A few hours later, I stopped by the university to stand at their weekly half-hour silent vigil for Gaza that takes place on the University of Alberta campus. About a dozen people stood there at the same time as they had over the past six weeks or so. Several of them are old friends and colleagues and it felt good to see them and to stand with them. I had only just heard of this vigil which I was told wasn’t widely advertised as universities have been the site of such clashes over the past months. I introduced myself to a young man standing beside me who turned out to be a Palestinian graduate student from the West Bank. He showed me a video of his village where his family still lived, the rubble of the bombing that occurred the day before what was all that was left of the infrastructure after the Israel attack.
“They are destroying everything we need to live,” he said.
So much of Palestinian life has been destroyed by Israel since last October. We talked quietly about his intriguing thesis topic and I felt so sad about his life so far from his home, his family like so many imperiled there. I hope to see the student again soon.

And here I feel compelled to add that Israel lost more than 1000 people on October 7 during the terrible attack, a war crime, that saw the kidnapping of hundreds of Israelis. Some have been returned home. But the hideous imbalance in the number of dead Palestinians since that time and the utter destruction of Gaza makes the case many times over for war crimes on the other side. It is hard to fathom Israel’s destructive path: the indiscriminate killings- 70% of them women and children, the destruction of more than half of the buildings, the deaths of journalists, medical personnel, aid workers, teachers, professors, the destruction of all of the hospitals, all of the universities, the religious buildings, the archives, etc. It is hard to fathom the facts.
I listen to an interview with Palestinian Swedish political scientist Abdilhadi Alijla who explains how Palestine has the most graduate degrees per capita in the world. And he notes that there is no childhood for children in Palestine. In searching for writing by this man, I found his short story that explores his sense of life in Palestine.
I opened my eyes to the world in a city with a lifeless childhood. I opened my eyes in the battlefield. Nobody told me who the soldiers were, or what occupation is.
I grew up having the idea of abnormality as what is normal, and that those persons who inflict fear whenever and wherever they go are not of our own.
When I opened my eyes to the world, I thought that young men and teenagers running away from the soldiers were playing hide and seek or practicing their hobby of playing catch.
I was wrong.
“Endgame” Abdilhadi Alijla
So far away, so near
As I write this the Ukrainian-Russia War is at a perilous moment with the isolationist wing of the GOP starving Ukraine of bullets and weapons as though the world outside could wait for their Trumpian excesses to subside.

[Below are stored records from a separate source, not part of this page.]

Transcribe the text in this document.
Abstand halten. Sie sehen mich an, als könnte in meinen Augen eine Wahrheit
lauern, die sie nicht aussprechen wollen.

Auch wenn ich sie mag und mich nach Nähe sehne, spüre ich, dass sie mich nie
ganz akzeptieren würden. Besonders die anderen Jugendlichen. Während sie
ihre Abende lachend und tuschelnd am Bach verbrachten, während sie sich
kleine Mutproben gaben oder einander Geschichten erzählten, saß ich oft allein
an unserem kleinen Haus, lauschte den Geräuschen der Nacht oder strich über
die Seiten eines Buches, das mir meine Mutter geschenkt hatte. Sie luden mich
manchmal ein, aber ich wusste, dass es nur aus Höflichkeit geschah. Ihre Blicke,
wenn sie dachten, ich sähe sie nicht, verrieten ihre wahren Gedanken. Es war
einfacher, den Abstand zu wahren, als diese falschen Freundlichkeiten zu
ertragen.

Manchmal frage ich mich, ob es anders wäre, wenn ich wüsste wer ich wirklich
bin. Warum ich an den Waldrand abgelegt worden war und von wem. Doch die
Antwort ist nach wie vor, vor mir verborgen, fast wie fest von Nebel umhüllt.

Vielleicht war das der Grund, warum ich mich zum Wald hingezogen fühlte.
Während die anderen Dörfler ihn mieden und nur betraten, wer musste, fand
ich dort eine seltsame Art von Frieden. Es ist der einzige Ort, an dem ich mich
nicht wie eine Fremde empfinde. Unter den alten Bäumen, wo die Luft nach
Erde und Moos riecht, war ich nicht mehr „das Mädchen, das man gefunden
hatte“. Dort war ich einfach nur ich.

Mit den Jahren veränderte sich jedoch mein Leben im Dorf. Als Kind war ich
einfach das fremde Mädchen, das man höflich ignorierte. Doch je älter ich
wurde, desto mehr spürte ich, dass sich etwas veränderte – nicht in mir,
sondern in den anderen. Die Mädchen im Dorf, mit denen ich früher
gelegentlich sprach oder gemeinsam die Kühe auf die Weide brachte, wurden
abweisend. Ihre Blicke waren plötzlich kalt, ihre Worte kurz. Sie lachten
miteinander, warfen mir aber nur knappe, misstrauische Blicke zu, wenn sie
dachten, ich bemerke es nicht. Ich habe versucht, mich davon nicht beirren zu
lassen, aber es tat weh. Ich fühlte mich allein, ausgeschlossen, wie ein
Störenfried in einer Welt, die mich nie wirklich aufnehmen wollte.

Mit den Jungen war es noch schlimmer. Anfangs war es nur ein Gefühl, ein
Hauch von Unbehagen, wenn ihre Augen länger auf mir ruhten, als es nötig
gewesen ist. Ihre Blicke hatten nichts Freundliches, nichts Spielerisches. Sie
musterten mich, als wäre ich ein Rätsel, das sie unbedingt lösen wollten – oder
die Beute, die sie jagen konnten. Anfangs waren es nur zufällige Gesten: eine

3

A recent visit by two Washington Post journalists tells us what is at risk as the Russian effort meets with success and Ukraine conserves their meagre military supplies using only two bullets to every 10 fired by the Russians.
The Ukrainian government recently extended the amount of time their soldiers can remain in the battlefield to ease the strain on finding new recruits to replace those killed in battle.
Meanwhile in a place where the Ukrainian population has long contributed to our city and province, recent migration from the war torn nation is evident in our neighbourhood and in workplaces nearby. The displacement of hundreds of thousands divides families and impoverishes them as well.
Meanwhile throughout the world, many more conflicts and wars kill many, often non-combatants. The cruelty of humans knows no bounds.